Miyoshi H, Shimizu K, Kozu T, Maseki N, Kaneko Y, Ohki M
Department of Immunology and Virology, Saitama Cancer Center Research Institute, Japan.
Proc Natl Acad Sci U S A. 1991 Dec 1;88(23):10431-4. doi: 10.1073/pnas.88.23.10431.

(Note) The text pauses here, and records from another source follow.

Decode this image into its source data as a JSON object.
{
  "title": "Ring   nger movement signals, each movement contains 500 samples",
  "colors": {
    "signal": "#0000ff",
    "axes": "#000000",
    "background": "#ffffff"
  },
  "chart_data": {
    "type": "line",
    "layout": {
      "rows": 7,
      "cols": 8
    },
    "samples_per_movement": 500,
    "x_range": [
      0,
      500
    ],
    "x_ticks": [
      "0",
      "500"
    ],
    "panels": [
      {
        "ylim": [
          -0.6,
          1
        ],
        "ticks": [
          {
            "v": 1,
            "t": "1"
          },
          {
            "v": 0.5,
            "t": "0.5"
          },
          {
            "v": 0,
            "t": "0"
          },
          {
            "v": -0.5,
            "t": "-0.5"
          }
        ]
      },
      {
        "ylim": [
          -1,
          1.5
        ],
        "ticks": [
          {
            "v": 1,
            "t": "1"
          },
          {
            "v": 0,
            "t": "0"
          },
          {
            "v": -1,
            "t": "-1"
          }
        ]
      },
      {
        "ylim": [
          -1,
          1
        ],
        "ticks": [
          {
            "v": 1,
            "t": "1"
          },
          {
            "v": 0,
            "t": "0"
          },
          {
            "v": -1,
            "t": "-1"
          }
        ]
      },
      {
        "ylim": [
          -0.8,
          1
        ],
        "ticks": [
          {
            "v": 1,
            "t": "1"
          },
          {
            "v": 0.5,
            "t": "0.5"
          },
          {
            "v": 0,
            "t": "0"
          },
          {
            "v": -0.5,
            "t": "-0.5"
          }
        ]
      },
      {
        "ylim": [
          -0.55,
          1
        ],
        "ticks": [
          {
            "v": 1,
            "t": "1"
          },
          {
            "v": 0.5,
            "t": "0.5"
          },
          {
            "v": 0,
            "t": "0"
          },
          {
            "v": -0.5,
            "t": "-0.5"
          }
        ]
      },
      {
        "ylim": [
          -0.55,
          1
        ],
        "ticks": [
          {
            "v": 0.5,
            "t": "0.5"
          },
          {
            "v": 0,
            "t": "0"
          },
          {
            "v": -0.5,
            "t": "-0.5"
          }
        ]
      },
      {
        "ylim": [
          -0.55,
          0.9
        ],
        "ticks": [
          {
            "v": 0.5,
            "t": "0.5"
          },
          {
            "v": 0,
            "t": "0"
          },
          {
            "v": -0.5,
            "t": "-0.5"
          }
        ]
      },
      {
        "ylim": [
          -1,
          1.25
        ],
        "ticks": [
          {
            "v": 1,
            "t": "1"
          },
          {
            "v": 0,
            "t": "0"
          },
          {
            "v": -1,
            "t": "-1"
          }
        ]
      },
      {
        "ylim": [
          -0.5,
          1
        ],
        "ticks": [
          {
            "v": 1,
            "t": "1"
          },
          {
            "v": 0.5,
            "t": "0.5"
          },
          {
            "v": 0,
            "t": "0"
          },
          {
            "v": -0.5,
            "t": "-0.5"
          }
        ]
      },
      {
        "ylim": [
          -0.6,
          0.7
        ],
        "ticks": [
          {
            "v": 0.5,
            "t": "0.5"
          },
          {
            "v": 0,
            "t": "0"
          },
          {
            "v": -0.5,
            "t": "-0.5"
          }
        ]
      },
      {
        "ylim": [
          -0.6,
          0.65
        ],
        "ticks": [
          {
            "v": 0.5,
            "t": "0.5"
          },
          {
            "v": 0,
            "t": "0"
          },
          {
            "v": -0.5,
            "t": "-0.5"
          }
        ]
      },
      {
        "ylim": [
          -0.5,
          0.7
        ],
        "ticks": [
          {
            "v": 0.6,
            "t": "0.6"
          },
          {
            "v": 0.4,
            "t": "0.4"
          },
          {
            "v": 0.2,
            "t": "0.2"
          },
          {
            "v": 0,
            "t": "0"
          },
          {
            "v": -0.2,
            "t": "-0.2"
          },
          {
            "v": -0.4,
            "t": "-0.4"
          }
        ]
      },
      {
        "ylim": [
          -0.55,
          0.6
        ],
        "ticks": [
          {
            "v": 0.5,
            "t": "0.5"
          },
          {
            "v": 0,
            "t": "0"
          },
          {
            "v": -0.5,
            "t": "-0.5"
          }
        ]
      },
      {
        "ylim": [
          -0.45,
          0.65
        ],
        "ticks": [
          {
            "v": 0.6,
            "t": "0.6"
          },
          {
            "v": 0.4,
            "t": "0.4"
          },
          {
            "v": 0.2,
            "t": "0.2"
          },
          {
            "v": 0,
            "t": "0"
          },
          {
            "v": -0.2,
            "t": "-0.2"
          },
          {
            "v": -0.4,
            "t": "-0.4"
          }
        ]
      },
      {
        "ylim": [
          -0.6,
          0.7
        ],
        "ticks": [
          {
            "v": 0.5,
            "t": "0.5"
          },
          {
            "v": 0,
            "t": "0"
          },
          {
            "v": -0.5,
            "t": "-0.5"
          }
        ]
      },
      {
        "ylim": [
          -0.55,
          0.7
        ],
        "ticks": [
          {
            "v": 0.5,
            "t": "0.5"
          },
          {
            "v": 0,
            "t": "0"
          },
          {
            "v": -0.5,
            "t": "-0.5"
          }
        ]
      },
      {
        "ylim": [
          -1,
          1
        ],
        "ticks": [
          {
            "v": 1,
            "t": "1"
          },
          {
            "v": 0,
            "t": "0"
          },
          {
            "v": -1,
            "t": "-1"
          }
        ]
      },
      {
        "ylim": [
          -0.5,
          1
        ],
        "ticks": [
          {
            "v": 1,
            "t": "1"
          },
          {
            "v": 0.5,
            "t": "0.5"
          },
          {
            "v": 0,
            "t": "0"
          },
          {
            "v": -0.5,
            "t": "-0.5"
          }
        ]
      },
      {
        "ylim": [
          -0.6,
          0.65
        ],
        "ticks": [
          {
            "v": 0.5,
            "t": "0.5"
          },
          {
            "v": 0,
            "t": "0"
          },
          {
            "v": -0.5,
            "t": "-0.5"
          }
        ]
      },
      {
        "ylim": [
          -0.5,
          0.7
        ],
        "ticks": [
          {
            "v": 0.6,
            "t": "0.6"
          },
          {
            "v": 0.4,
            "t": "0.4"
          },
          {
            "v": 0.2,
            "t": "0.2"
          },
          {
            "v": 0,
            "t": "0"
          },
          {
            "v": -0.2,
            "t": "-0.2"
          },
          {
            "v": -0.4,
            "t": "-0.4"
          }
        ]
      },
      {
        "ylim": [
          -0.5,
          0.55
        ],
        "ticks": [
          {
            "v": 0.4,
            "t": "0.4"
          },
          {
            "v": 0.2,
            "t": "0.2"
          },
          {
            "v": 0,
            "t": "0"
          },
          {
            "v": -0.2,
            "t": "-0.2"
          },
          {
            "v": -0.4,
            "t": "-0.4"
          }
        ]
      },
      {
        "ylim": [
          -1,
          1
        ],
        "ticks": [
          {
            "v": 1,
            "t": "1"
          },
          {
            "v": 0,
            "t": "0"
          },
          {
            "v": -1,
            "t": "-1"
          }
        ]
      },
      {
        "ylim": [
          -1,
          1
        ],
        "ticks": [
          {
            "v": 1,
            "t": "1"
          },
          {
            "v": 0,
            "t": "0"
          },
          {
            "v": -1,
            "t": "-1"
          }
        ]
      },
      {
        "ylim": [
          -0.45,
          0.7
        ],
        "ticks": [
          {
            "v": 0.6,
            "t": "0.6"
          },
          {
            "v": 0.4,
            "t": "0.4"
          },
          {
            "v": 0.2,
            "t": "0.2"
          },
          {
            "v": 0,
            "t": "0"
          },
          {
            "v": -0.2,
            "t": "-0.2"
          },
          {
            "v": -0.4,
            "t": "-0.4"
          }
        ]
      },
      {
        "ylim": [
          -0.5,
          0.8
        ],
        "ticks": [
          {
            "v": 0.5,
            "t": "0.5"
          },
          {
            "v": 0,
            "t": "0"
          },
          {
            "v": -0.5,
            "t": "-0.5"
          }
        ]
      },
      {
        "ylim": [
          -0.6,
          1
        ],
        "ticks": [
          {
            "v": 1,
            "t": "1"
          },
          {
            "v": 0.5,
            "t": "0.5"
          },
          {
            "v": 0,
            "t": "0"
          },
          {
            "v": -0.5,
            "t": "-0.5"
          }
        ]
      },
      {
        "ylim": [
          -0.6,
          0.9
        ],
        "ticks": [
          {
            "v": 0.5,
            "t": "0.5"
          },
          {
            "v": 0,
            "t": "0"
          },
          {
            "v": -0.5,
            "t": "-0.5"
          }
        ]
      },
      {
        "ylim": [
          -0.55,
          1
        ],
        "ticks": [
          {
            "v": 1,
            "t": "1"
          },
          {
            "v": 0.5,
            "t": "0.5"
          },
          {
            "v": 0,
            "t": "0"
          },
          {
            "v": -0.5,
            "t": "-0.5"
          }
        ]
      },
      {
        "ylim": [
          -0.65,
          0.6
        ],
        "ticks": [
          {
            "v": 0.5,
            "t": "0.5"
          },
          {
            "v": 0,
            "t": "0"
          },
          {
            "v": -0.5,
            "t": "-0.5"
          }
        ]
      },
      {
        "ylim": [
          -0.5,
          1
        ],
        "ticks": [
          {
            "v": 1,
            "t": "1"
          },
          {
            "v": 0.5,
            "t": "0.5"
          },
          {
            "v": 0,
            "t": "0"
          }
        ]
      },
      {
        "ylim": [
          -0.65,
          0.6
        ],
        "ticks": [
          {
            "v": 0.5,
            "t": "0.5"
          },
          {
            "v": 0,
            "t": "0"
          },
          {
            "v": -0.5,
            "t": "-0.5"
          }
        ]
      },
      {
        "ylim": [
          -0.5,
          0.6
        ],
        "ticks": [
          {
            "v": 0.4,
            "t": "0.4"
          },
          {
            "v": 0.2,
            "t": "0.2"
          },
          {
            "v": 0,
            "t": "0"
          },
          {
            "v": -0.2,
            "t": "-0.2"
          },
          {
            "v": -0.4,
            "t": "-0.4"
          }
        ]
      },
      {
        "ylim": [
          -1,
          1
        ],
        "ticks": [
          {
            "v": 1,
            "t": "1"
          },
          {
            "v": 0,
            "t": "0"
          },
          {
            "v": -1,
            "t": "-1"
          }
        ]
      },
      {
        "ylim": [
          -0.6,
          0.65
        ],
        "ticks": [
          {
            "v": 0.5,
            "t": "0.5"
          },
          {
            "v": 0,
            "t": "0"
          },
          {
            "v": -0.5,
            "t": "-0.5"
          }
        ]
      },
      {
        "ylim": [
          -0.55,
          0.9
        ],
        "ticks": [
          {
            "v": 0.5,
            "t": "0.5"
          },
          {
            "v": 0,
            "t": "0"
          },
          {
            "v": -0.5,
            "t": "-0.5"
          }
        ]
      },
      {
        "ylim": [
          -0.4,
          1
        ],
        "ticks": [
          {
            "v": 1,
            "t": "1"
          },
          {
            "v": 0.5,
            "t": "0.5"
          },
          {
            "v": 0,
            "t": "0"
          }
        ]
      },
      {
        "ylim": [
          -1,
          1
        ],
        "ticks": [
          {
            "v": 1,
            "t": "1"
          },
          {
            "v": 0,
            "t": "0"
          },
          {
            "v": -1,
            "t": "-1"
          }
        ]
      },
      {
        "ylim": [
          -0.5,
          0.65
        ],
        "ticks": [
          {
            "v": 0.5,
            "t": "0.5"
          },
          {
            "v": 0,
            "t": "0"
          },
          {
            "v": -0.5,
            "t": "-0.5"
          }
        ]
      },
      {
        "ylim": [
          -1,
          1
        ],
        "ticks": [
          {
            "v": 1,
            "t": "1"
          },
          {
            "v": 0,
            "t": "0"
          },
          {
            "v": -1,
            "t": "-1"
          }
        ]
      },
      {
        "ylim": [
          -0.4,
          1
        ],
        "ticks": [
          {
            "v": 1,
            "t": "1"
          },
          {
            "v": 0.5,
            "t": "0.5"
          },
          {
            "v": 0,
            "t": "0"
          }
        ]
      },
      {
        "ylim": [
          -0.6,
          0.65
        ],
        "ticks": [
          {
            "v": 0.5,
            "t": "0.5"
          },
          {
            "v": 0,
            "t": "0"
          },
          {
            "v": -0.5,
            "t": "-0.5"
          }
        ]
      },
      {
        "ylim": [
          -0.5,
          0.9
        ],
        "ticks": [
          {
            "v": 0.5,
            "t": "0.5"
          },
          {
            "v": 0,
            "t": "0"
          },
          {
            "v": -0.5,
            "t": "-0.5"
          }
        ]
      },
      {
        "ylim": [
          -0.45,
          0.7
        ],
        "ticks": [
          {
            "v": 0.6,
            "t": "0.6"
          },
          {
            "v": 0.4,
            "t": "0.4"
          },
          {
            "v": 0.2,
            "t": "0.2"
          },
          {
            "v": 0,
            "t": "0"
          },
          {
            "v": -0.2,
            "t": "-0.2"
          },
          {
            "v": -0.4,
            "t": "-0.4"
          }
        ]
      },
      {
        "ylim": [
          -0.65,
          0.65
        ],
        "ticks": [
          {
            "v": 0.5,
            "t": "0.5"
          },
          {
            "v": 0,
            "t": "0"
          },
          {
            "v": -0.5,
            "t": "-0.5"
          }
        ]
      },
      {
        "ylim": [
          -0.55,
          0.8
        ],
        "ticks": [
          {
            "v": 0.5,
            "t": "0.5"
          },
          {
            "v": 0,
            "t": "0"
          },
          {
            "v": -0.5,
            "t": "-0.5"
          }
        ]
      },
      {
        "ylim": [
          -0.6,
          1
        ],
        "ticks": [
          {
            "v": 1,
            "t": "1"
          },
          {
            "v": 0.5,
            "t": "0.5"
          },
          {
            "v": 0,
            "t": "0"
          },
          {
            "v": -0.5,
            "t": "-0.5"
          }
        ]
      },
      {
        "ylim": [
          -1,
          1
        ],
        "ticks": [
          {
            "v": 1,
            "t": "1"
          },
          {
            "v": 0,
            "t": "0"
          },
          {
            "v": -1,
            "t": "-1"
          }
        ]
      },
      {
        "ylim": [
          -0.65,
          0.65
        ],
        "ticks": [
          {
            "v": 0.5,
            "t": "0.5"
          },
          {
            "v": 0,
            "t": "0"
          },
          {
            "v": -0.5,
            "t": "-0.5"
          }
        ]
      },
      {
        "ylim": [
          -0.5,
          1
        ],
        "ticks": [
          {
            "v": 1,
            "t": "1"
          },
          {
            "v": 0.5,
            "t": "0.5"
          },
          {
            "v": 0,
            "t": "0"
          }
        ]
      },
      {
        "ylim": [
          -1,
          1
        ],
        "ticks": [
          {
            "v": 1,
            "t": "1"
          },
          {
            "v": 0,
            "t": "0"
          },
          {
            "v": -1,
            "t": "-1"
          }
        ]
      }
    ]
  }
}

The t(8;21)(q22;q22) translocation is a non-random chromosomal abnormality frequently found in patients with acute myeloid leukemia (AML) with maturation (M2 subtype). We report here the cloning of a gene, named AML1, on chromosome 21 that was found to be rearranged in the leukemic cell DNAs from t(8;21) AML patients. The breakpoints in 16 out of 21 patients were clustered within a limited region of AML1, and detailed analysis in 3 patients revealed that the breakpoints occurred in the same intron of the gene. Sequencing of cDNA clones identified a long open reading frame encoding a 250-amino acid protein. Northern blot analysis detected four constant mRNA species in t(8;21) leukemic and normal cells; the largest species was more abundant in the leukemic cells than in normal cells. In addition, two mRNA species limited to the leukemic cells were found. These findings indicate that the AML1 gene may be involved in neoplastic transformation of AML with the t(8;21) translocation.
t(8;21)(q22;q22)易位是一种非随机染色体异常,常见于急性髓系白血病(AML)伴成熟型(M2亚型)患者。我们在此报告在21号染色体上克隆的一个名为AML1的基因,该基因在t(8;21) AML患者的白血病细胞DNA中发生了重排。21例患者中有16例的断点聚集在AML1的一个有限区域内,对3例患者的详细分析表明,断点发生在该基因的同一个内含子中。cDNA克隆测序鉴定出一个编码250个氨基酸蛋白质的长开放阅读框。Northern印迹分析在t(8;21)白血病细胞和正常细胞中检测到四种恒定的mRNA种类;最大的种类在白血病细胞中比在正常细胞中更丰富。此外,还发现了两种仅限于白血病细胞的mRNA种类。这些发现表明,AML1基因可能参与了t(8;21)易位的AML的肿瘤转化。